「福岡の競売不動産情報サイト」という、ユニークにして福岡唯一のビジネスを展開する(株)ティーツーイー(T2e)。同社のサーズ恵美子社長は、26歳という年齢で若くして起業した。「大学卒業後、建設会社や不動産会社、大学の研究室に勤務していましたが、何かを自分でしたいという思いはずっとあり、何をなすべきか考えているとき、いろいろな矛盾に突き当たりました。そのなかで、不動産の価格情報がまったく世間に知られていないことに気づいたのです」。
それまで不動産業者の勘や経験で売買されていた不動産業界を見たとき、サーズ社長はその情報格差によって生じる損得の大きさに疑問を感じるとともに、ひとつのマーケットがあることに目をつけた。「たとえば3,000万円で買ったマンションが、隣では1,500万円に値引きされていたら大騒ぎになりますよね。そうならないように、チラシを見て数百円の儲けを考えることも大切ですが、数百万円単位で違う不動産のことについて勉強した方が、きっとこれからの人生に役立つと思います」。

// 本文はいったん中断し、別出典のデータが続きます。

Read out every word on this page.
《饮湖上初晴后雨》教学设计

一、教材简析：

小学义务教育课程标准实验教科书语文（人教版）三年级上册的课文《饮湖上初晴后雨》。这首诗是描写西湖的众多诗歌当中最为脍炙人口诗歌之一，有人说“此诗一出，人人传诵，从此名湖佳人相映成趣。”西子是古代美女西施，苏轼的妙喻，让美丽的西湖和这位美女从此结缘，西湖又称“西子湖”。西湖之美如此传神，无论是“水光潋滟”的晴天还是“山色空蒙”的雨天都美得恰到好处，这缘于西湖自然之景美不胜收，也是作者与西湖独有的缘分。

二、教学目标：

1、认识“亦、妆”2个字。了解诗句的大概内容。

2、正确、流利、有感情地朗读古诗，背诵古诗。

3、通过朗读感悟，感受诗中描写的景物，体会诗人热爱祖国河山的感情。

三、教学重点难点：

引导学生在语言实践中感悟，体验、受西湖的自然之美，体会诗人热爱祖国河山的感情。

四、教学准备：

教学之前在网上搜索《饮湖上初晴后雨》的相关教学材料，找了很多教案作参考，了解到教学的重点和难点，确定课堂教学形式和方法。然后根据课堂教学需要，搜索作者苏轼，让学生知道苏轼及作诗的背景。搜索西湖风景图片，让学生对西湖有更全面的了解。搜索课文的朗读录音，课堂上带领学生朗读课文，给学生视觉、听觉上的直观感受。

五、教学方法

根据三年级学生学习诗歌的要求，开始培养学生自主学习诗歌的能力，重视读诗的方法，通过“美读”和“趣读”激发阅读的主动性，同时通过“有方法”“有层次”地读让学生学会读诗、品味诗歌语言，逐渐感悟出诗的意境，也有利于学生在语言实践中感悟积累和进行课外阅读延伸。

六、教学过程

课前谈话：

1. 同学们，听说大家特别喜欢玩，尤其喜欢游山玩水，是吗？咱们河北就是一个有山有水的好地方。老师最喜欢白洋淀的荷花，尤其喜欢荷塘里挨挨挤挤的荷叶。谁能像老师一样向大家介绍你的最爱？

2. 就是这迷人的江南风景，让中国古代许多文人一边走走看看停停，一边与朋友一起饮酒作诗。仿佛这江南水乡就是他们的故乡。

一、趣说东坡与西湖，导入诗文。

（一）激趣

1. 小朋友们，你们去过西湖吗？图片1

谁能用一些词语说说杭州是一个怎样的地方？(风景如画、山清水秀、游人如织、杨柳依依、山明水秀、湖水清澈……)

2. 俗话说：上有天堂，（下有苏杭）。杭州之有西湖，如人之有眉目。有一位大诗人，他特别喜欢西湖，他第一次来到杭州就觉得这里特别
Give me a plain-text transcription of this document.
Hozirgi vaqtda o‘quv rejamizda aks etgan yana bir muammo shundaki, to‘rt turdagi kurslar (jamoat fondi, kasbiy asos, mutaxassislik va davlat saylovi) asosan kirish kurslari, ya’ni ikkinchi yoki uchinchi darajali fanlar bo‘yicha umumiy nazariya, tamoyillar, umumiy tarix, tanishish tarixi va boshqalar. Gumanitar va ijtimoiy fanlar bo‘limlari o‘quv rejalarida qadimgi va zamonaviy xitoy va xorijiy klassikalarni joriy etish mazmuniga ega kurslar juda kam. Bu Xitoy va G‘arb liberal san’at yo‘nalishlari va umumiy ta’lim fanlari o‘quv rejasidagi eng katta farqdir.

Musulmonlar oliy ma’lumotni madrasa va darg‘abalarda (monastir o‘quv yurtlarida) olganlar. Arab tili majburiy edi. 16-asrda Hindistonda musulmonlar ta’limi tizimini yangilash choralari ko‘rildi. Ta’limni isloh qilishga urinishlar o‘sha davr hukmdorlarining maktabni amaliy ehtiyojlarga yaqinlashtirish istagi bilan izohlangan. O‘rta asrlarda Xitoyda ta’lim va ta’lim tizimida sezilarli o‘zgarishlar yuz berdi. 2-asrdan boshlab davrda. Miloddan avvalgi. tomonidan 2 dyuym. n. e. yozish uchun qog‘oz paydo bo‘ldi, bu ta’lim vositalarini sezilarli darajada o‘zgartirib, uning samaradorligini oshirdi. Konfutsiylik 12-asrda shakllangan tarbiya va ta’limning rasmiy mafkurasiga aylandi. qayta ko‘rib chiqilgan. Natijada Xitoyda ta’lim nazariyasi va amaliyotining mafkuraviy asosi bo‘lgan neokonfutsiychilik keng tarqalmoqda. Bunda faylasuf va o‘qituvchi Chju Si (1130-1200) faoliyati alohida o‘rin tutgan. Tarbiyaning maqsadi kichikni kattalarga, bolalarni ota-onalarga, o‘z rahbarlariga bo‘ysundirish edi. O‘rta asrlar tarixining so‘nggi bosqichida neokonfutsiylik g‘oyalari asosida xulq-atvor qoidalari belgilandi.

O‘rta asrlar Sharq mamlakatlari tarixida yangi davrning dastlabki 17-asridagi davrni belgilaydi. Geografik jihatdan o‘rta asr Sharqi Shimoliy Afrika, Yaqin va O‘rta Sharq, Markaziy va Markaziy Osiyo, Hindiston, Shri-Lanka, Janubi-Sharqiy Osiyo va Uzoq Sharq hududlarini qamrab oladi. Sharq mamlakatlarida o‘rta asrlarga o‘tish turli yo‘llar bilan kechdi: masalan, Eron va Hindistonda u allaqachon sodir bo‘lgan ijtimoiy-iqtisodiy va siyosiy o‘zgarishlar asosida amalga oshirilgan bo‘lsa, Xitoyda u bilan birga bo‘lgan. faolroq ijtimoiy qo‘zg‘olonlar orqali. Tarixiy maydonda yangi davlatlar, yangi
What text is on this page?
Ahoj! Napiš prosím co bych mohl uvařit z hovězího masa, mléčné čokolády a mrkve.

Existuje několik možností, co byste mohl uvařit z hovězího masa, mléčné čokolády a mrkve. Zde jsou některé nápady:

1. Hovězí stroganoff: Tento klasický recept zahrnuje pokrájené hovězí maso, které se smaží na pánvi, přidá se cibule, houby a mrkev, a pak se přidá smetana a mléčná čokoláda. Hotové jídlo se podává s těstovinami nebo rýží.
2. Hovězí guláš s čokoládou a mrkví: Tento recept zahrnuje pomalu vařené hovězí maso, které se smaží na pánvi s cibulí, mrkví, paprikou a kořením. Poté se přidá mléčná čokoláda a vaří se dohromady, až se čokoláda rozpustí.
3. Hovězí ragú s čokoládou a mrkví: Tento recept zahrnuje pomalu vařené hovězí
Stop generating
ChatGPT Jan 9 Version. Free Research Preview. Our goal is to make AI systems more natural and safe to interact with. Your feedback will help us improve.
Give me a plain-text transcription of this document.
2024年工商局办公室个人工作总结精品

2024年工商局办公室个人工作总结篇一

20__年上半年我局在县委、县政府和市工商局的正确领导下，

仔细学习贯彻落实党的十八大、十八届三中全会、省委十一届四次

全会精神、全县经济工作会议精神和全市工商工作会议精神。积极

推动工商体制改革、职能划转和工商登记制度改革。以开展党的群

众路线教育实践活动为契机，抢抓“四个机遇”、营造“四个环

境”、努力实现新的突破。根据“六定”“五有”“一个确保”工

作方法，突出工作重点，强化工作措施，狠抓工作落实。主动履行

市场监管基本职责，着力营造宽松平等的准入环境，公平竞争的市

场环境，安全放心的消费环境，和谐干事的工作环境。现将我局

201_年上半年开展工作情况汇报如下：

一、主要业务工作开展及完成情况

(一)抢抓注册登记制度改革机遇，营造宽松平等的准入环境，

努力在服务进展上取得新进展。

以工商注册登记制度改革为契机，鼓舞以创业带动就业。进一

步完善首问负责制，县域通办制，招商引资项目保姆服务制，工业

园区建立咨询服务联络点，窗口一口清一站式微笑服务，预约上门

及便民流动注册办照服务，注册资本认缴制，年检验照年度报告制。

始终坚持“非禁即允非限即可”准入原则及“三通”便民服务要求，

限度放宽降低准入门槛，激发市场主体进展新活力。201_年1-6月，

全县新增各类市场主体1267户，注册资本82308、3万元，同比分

同社のメイン事業はインターネット・システムの企画・制作。同社で開発した競売不動産情報サイトの運営はもとより、これまでにも多くの企業や大学、団体・組織のホームページ制作を手掛けてきた。創業時から現在まで一貫しているのは、志をひとつにした組織づくり。「もともと理念ありきで会社をつくりました。とにかく皆の力を1つの方向に合わせた事業をしたかったのです。商品は今のメンバーの能力を活かしたものを提供するようにしています」。
サーズ社長は、福岡の外国人居住者・観光客向けの月刊情報誌「FUKUOKA NOW」や無料観光地図「NOW MAP」を発行する(有)フクオカ・ナウではマネージャーを務めている。その観点から、現在の福岡について思うことを聞いた。「福岡は立地条件に恵まれていると思います。そして、そうであるがゆえに良くも悪しきものんびりしているようです。観光という点では、名所が少ないので特徴が掴みにくいですよね。たとえば海外からの観光客がツアーで初めて福岡に来た場合、リピーターになるかと言えば、現状では難しいのでは...。国内出張などでは『食事がおいしいから、もう一度福岡に来たい』という人はけっこういるのですが、相手が外国人観光客となると、そういった身近なサービスや価値観が切り離されて議論されているように感じます」。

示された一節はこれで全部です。